Questo è solo un esempio di boicottaggio: per i temi che ci stanno a cuore possiamo decidere di agire smettendo di comprare (e quindi finanziare) prodotti o marchi. Lascio alcuni esempi esplicativi:
Industria tessile:
Shein, H&M, Zara, Primark → accuse di sfruttamento di manodopera sottopagata in Bangladesh, Cambogia e Myanmar.
Nike → storicamente accusata negli anni ’90 e 2000 di usare manodopera minorile e sottopagata in Asia.
Estrazione di minerali:
Glencore, Cobalt mining in Congo → miniere di cobalto per batterie di smartphone e auto elettriche con lavoro minorile.
Agricoltura:
Coltivazioni di cacao in Costa d’Avorio e Ghana (Mars, Nestlé, Hershey) accusate di ricorrere al lavoro minorile.
Allevamenti intensivi e mangimi:
JBS, Cargill, Bunge → accusati di deforestazione in Amazzonia per produrre soia destinata a mangimi per animali.
Olio di palma:
Wilmar International (fornitore di Unilever, Kellogg’s, Nestlé) → deforestazione in Indonesia e Malesia, sfruttamento lavoratori.
Coltivazioni di avocado:
In Messico, alcune piantagioni controllate da cartelli criminali sfruttano territorio e manodopera (coinvolgendo marchi internazionali indirettamente).
Caso Nestlé (latte in polvere):
Marketing aggressivo nei paesi poveri, inducendo le madri a usare latte artificiale in condizioni igieniche precarie → aumenti di mortalità infantile.
Coca-Cola in India:
Accuse di consumo eccessivo di acqua potabile in zone aride (Kerala, Rajasthan), impoverendo le risorse locali.
Shell, ExxonMobil in Nigeria:
Inquinamento e corruzione nei delta del Niger per estrazione petrolifera.
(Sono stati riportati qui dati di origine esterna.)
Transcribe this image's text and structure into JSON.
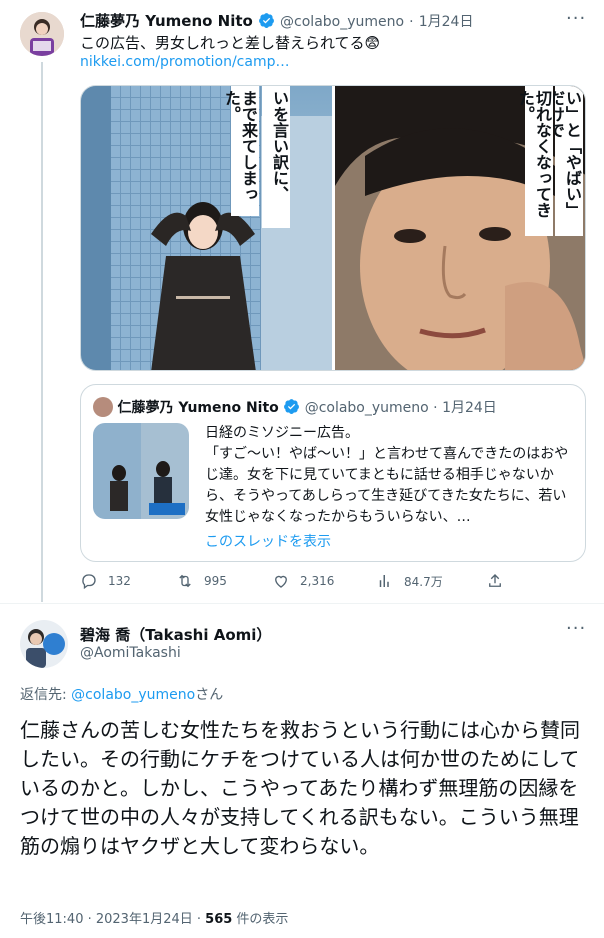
{
  "tweet1": {
    "author_name": "仁藤夢乃 Yumeno Nito",
    "handle": "@colabo_yumeno",
    "separator": "·",
    "date": "1月24日",
    "more": "···",
    "text": "この広告、男女しれっと差し替えられてる😨",
    "link": "nikkei.com/promotion/camp…",
    "media_left_caption": "いを言い訳に、\nまで来てしまった。",
    "media_right_caption": "い」と「やばい」だけで\n切れなくなってきた。",
    "quote": {
      "author_name": "仁藤夢乃 Yumeno Nito",
      "handle": "@colabo_yumeno",
      "separator": "·",
      "date": "1月24日",
      "text": "日経のミソジニー広告。\n「すご〜い！やば〜い！」と言わせて喜んできたのはおやじ達。女を下に見ていてまともに話せる相手じゃないから、そうやってあしらって生き延びてきた女たちに、若い女性じゃなくなったからもういらない、…",
      "show_thread": "このスレッドを表示"
    },
    "actions": {
      "replies": "132",
      "retweets": "995",
      "likes": "2,316",
      "views": "84.7万"
    }
  },
  "tweet2": {
    "author_name": "碧海 喬（Takashi Aomi）",
    "handle": "@AomiTakashi",
    "more": "···",
    "reply_prefix": "返信先: ",
    "reply_handle": "@colabo_yumeno",
    "reply_suffix": "さん",
    "text": "仁藤さんの苦しむ女性たちを救おうという行動には心から賛同したい。その行動にケチをつけている人は何か世のためにしているのかと。しかし、こうやってあたり構わず無理筋の因縁をつけて世の中の人々が支持してくれる訳もない。こういう無理筋の煽りはヤクザと大して変わらない。",
    "time": "午後11:40 · 2023年1月24日 · ",
    "views_count": "565",
    "views_label": " 件の表示"
  },
  "colors": {
    "accent": "#1d9bf0",
    "secondary_text": "#536471",
    "border": "#cfd9de"
  }
}
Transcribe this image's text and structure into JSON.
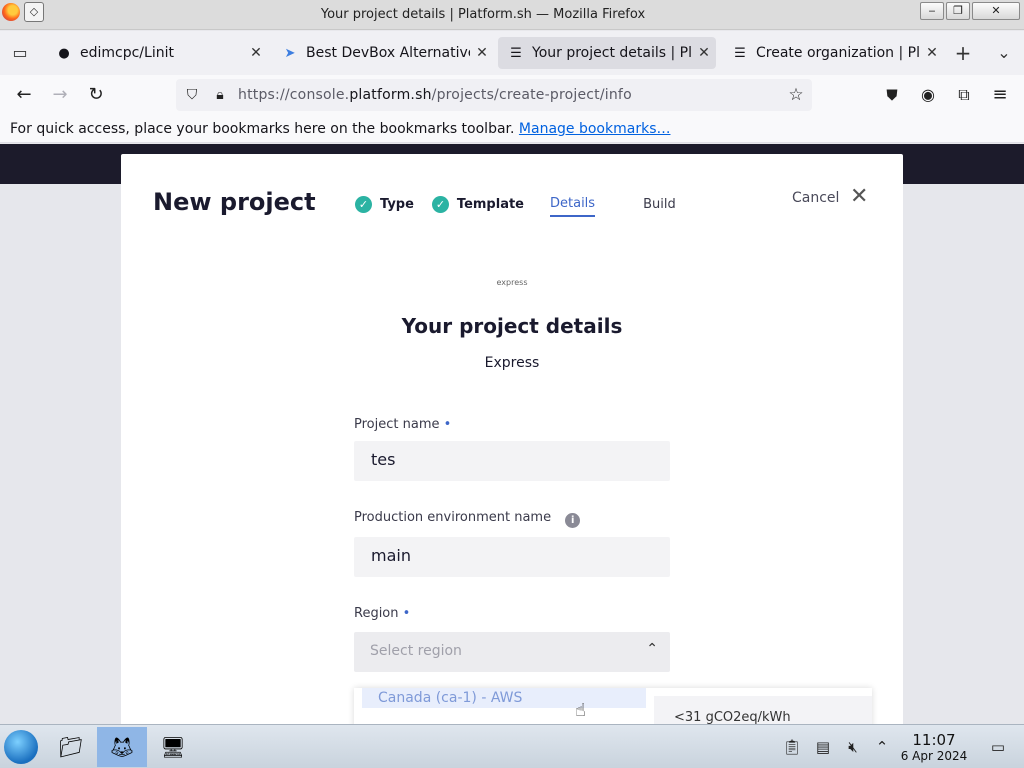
{
  "window": {
    "title": "Your project details | Platform.sh — Mozilla Firefox",
    "pin_icon": "diamond-pin-icon",
    "minimize_label": "‒",
    "maximize_label": "❐",
    "close_label": "✕"
  },
  "tabs": [
    {
      "label": "edimcpc/Linit",
      "icon": "github-icon",
      "active": false
    },
    {
      "label": "Best DevBox Alternatives",
      "icon": "devbox-icon",
      "active": false
    },
    {
      "label": "Your project details | Plat",
      "icon": "page-icon",
      "active": true
    },
    {
      "label": "Create organization | Pla",
      "icon": "page-icon",
      "active": false
    }
  ],
  "tab_close_glyph": "✕",
  "new_tab_glyph": "+",
  "tab_list_glyph": "⌄",
  "nav": {
    "url_prefix": "https://console.",
    "url_domain": "platform.sh",
    "url_suffix": "/projects/create-project/info"
  },
  "bookmarks": {
    "text": "For quick access, place your bookmarks here on the bookmarks toolbar.",
    "link": "Manage bookmarks…"
  },
  "modal": {
    "heading": "New project",
    "steps": [
      {
        "label": "Type",
        "state": "done"
      },
      {
        "label": "Template",
        "state": "done"
      },
      {
        "label": "Details",
        "state": "current"
      },
      {
        "label": "Build",
        "state": "todo"
      }
    ],
    "cancel": "Cancel",
    "logo_text": "express",
    "title": "Your project details",
    "subtitle": "Express",
    "project_name_label": "Project name",
    "project_name_value": "tes",
    "env_label": "Production environment name",
    "env_value": "main",
    "region_label": "Region",
    "region_placeholder": "Select region",
    "required_mark": "•",
    "dropdown_item": "Canada (ca-1) - AWS",
    "dropdown_right": "<31 gCO2eq/kWh"
  },
  "taskbar": {
    "time": "11:07",
    "date": "6 Apr 2024"
  },
  "colors": {
    "accent": "#3d66c8",
    "check_green": "#2bb3a3",
    "dark_band": "#1c1b2b"
  }
}
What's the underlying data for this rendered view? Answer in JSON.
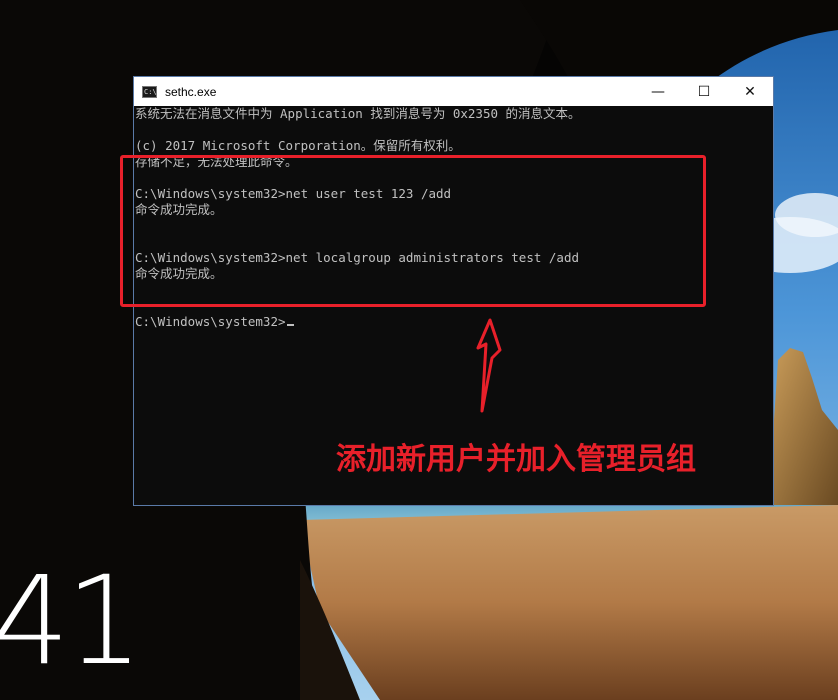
{
  "lock_screen": {
    "clock_text": "41"
  },
  "window": {
    "title": "sethc.exe",
    "icon": "console-icon",
    "controls": {
      "minimize": "—",
      "maximize": "☐",
      "close": "✕"
    }
  },
  "console": {
    "lines": [
      "系统无法在消息文件中为 Application 找到消息号为 0x2350 的消息文本。",
      "",
      "(c) 2017 Microsoft Corporation。保留所有权利。",
      "存储不足，无法处理此命令。",
      "",
      "C:\\Windows\\system32>net user test 123 /add",
      "命令成功完成。",
      "",
      "",
      "C:\\Windows\\system32>net localgroup administrators test /add",
      "命令成功完成。",
      "",
      "",
      "C:\\Windows\\system32>"
    ]
  },
  "annotation": {
    "text": "添加新用户并加入管理员组",
    "color": "#e8202a"
  }
}
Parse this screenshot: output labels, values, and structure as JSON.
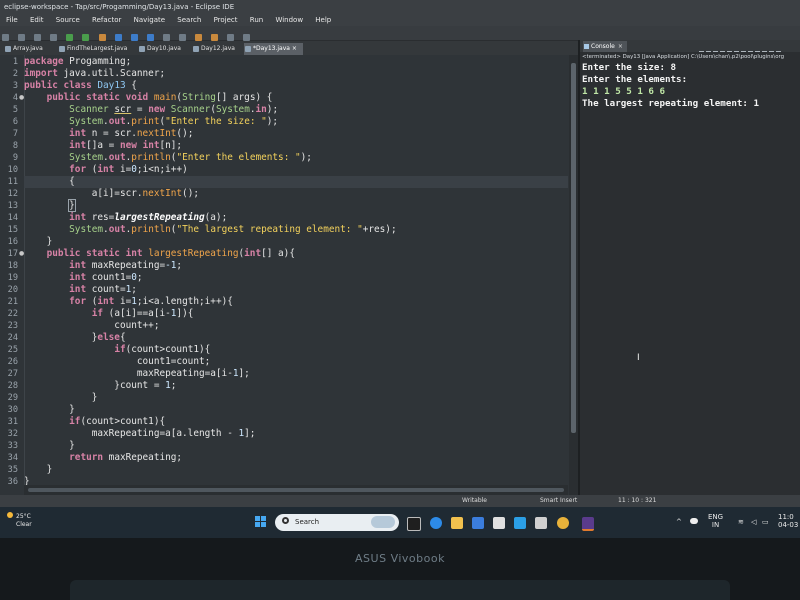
{
  "window": {
    "title": "eclipse-workspace - Tap/src/Progamming/Day13.java - Eclipse IDE"
  },
  "menu": [
    "File",
    "Edit",
    "Source",
    "Refactor",
    "Navigate",
    "Search",
    "Project",
    "Run",
    "Window",
    "Help"
  ],
  "editor_tabs": [
    {
      "label": "Array.java",
      "active": false
    },
    {
      "label": "FindTheLargest.java",
      "active": false
    },
    {
      "label": "Day10.java",
      "active": false
    },
    {
      "label": "Day12.java",
      "active": false
    },
    {
      "label": "*Day13.java",
      "active": true
    }
  ],
  "tab_close_glyph": "×",
  "code": {
    "line_numbers": [
      "1",
      "2",
      "3",
      "4",
      "5",
      "6",
      "7",
      "8",
      "9",
      "10",
      "11",
      "12",
      "13",
      "14",
      "15",
      "16",
      "17",
      "18",
      "19",
      "20",
      "21",
      "22",
      "23",
      "24",
      "25",
      "26",
      "27",
      "28",
      "29",
      "30",
      "31",
      "32",
      "33",
      "34",
      "35",
      "36"
    ],
    "fold_markers": {
      "4": "●",
      "17": "●"
    },
    "current_line": 11
  },
  "console": {
    "tab_label": "Console",
    "close_glyph": "×",
    "status_line": "<terminated> Day13 [Java Application] C:\\Users\\chan\\.p2\\pool\\plugins\\org",
    "output": [
      {
        "text": "Enter the size: 8",
        "kind": "out"
      },
      {
        "text": "Enter the elements:",
        "kind": "out"
      },
      {
        "text": "1 1 1 5 5 1 6 6",
        "kind": "in"
      },
      {
        "text": "The largest repeating element: 1",
        "kind": "out"
      }
    ],
    "text_cursor": "I"
  },
  "status_bar": {
    "writable": "Writable",
    "insert_mode": "Smart Insert",
    "position": "11 : 10 : 321"
  },
  "taskbar": {
    "weather_temp": "25°C",
    "weather_desc": "Clear",
    "search_label": "Search",
    "lang_top": "ENG",
    "lang_bottom": "IN",
    "time": "11:0",
    "date": "04-03"
  },
  "device_brand": "ASUS Vivobook",
  "colors": {
    "editor_bg": "#2f3438",
    "keyword": "#d782a6",
    "string": "#f2d15c",
    "type": "#a7d28b",
    "method": "#f0a54b"
  }
}
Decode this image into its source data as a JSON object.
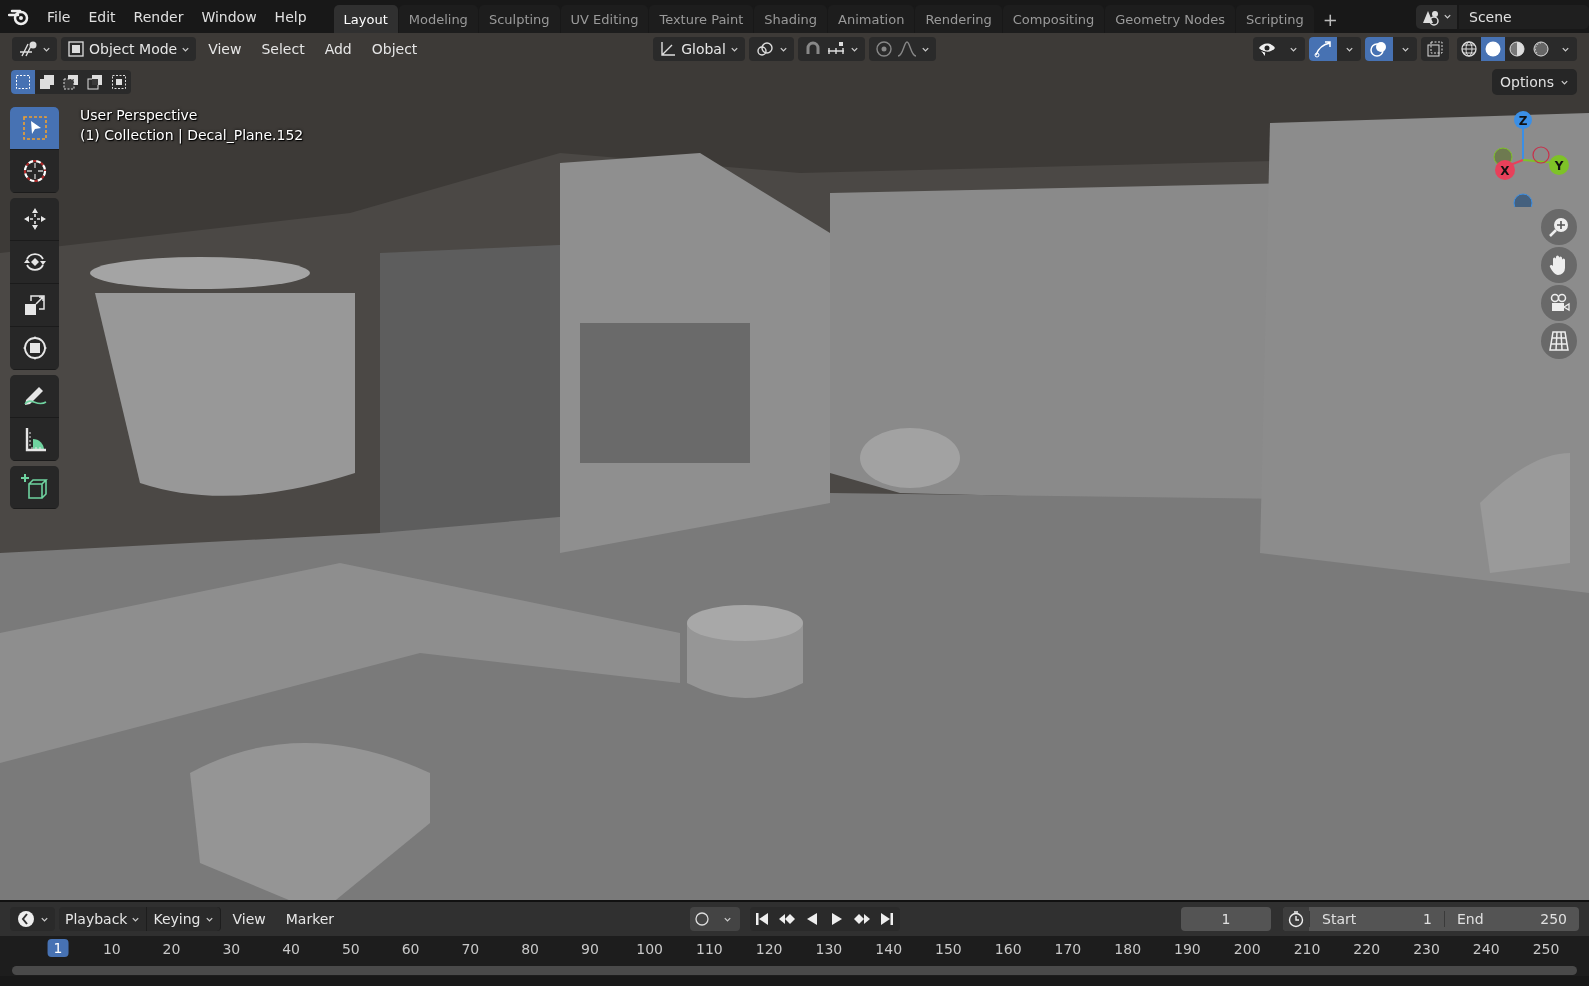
{
  "top_bar": {
    "menus": [
      "File",
      "Edit",
      "Render",
      "Window",
      "Help"
    ],
    "workspace_tabs": [
      {
        "label": "Layout",
        "selected": true
      },
      {
        "label": "Modeling",
        "selected": false
      },
      {
        "label": "Sculpting",
        "selected": false
      },
      {
        "label": "UV Editing",
        "selected": false
      },
      {
        "label": "Texture Paint",
        "selected": false
      },
      {
        "label": "Shading",
        "selected": false
      },
      {
        "label": "Animation",
        "selected": false
      },
      {
        "label": "Rendering",
        "selected": false
      },
      {
        "label": "Compositing",
        "selected": false
      },
      {
        "label": "Geometry Nodes",
        "selected": false
      },
      {
        "label": "Scripting",
        "selected": false
      }
    ],
    "add_tab": "+",
    "scene": "Scene"
  },
  "viewport_header": {
    "mode": "Object Mode",
    "menus": [
      "View",
      "Select",
      "Add",
      "Object"
    ],
    "orientation": "Global",
    "snapping": {
      "on": false
    },
    "proportional_editing": {
      "on": false
    },
    "toggles": [
      {
        "kind": "selectability",
        "on": false
      },
      {
        "kind": "gizmo",
        "on": true
      },
      {
        "kind": "overlay",
        "on": true
      },
      {
        "kind": "xray",
        "on": false
      }
    ],
    "shading": [
      {
        "kind": "wireframe",
        "selected": false
      },
      {
        "kind": "solid",
        "selected": true
      },
      {
        "kind": "material",
        "selected": false
      },
      {
        "kind": "rendered",
        "selected": false
      }
    ]
  },
  "select_modes": [
    {
      "kind": "new",
      "selected": true
    },
    {
      "kind": "extend",
      "selected": false
    },
    {
      "kind": "subtract",
      "selected": false
    },
    {
      "kind": "invert",
      "selected": false
    },
    {
      "kind": "intersect",
      "selected": false
    }
  ],
  "options": "Options",
  "overlay_text": {
    "view": "User Perspective",
    "object": "(1) Collection | Decal_Plane.152"
  },
  "toolbar": [
    [
      {
        "kind": "select_box",
        "selected": true
      },
      {
        "kind": "cursor",
        "selected": false
      }
    ],
    [
      {
        "kind": "move",
        "selected": false
      },
      {
        "kind": "rotate",
        "selected": false
      },
      {
        "kind": "scale",
        "selected": false
      },
      {
        "kind": "transform",
        "selected": false
      }
    ],
    [
      {
        "kind": "annotate",
        "selected": false
      },
      {
        "kind": "measure",
        "selected": false
      }
    ],
    [
      {
        "kind": "add_cube",
        "selected": false
      }
    ]
  ],
  "gizmo": {
    "z": "Z",
    "x": "X",
    "y": "Y"
  },
  "timeline": {
    "menus_dropdown": [
      "Playback",
      "Keying"
    ],
    "menus": [
      "View",
      "Marker"
    ],
    "auto_keying": {
      "on": false
    },
    "current_frame": "1",
    "start_label": "Start",
    "start": "1",
    "end_label": "End",
    "end": "250",
    "playhead": "1",
    "ticks": [
      "10",
      "20",
      "30",
      "40",
      "50",
      "60",
      "70",
      "80",
      "90",
      "100",
      "110",
      "120",
      "130",
      "140",
      "150",
      "160",
      "170",
      "180",
      "190",
      "200",
      "210",
      "220",
      "230",
      "240",
      "250"
    ]
  }
}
H&M e cotone dello Xinjiang:
Denunce per uso di cotone proveniente da lavoro forzato di minoranze uigure in Cina.
Boohoo:
Produzione in fabbriche britanniche con salari molto inferiori al minimo legale.
Ferrero (olio di palma):
Nonostante iniziative di sostenibilità, ONG hanno segnalato fornitori legati a deforestazione.